September 24th, 2004

belize

comedy of errors

Before I forget, I shall now chronicle the story of our database servers:

August 12th: we order two new identical database servers: dual 64-bit Xeon (EMT64), 8GB ram for now (because 2GB sticks aren't available for a couple more months), and 12 15k scsi disks... 2xraid 1, 8xraid 10, 2 hot spares (1 per scsi channel).

August 13th-Aug 29th: I'm in Germany. I expect the servers to be back, racked, and with an operating system right before I return. I plan to setup MySQL and go.
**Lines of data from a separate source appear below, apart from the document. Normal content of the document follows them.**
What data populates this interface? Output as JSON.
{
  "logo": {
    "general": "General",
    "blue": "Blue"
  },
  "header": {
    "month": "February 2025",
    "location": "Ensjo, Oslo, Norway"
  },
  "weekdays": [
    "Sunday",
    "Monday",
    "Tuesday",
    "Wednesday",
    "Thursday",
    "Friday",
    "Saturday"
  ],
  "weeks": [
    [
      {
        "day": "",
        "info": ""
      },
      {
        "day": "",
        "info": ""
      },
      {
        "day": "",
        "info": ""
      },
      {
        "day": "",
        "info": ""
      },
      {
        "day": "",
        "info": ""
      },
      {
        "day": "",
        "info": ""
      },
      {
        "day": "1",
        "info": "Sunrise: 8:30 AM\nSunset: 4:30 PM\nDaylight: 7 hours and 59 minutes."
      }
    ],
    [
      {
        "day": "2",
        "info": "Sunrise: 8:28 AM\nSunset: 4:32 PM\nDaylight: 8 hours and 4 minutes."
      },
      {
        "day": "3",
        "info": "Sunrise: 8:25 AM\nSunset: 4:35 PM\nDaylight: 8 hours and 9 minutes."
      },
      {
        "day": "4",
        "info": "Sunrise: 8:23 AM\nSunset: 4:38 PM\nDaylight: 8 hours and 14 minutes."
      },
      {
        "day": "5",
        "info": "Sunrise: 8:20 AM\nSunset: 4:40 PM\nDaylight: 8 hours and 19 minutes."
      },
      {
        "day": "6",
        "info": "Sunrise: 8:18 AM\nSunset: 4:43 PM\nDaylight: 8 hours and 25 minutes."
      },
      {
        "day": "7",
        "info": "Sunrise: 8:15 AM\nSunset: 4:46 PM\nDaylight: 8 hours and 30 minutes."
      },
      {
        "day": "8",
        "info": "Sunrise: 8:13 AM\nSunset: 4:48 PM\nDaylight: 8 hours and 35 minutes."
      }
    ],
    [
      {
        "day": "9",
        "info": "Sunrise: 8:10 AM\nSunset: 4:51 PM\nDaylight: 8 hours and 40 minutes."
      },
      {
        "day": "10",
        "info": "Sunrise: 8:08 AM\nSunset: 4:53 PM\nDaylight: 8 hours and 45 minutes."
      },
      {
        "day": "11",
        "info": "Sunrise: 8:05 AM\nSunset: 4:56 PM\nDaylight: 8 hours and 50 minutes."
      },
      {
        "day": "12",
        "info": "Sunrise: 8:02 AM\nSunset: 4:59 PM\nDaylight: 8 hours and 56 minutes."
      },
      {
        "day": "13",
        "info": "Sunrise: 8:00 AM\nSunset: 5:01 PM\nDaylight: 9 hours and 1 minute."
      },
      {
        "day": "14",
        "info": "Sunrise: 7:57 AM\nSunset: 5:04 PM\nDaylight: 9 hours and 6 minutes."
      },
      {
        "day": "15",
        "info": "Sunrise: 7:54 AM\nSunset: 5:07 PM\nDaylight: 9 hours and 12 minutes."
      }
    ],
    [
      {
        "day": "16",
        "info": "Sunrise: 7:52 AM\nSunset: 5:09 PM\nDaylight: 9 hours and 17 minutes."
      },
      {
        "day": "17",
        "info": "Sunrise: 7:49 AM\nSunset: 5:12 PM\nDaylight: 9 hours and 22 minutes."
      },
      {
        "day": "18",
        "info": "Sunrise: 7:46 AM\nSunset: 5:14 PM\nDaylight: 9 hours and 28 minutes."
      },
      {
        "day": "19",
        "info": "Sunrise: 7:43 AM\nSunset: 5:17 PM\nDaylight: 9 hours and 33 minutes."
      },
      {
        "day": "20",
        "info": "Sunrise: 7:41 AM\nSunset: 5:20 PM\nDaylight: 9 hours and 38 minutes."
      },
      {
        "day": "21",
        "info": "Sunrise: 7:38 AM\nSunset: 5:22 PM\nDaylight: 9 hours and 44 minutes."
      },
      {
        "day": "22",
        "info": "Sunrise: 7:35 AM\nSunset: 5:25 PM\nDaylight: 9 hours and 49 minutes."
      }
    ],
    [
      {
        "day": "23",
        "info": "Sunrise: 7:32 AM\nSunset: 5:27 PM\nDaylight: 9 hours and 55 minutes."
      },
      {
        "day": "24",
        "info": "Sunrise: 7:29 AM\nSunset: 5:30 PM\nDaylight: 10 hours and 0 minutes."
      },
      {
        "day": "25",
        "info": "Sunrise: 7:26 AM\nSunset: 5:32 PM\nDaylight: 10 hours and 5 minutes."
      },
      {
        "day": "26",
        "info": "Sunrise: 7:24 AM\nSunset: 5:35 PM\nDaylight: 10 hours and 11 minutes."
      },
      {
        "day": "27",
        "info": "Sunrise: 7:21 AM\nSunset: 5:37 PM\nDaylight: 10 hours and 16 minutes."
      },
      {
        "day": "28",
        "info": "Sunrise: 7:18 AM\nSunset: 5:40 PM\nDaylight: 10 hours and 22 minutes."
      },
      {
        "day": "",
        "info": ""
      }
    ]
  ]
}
But I come back and they're not ready. Apparently Linux won't run on them... hangs during "checking processor flags".

-- SuperMicro gets us a bios fix

-- Now it boots, but only one NIC works.

-- SuperMicro gets us a fix, flashing the NIC's firmware

-- All gets working, but then they discover the motherboard/bios battery leaks, and if unplugged from the wall for 3 seconds or so, all the bios settings clear.

-- SuperMicro discovers some bad diodes were used in that board, but they can't get us a corrected board because Intel's chipset has been recalled and Intel's not making more because of a bug with PCI-Express or something.

-- SuperMicro offers to take our machines back and fix them by hand, soldering on new diodes. Since we don't need the PCI-E fixed, we can use the buggy Intel chipset still.

-- SuperMicro ships the boards back, and they work now on a table, but not in the case. (??) Kinda fuzzy on that communication. But then they find the BIOS would get corrupt too and the clock wouldn't even tick. So something was shorting.

-- At this point, a new motherboard is available, so we order that one. They arrive, but the memory doesn't. (these new boards take DDR2, not DDR)

-- The memory was supposed to arrive at the same time, but then it's bumped, and bumped, and bumped....

-- It was supposed to arrive today (Friday), but it got bumped again. Apparently it was still in Korea on its way from Samsung to ATP?

We're now promised Monday, but ... yeah.

A vote!

Poll #355784 Crap servers

Think the memory will arrive Monday?

Yes, you were promised!
14(10.9%)
Bet not, dude.
115(89.1%)

Think the server will work once it's all put together?

Probably.
43(33.3%)
So unlikely.
86(66.7%)

Would you trust these two servers in production?

If they pass burn-in, why not?
58(44.6%)
No way, they're cursed!
72(55.4%)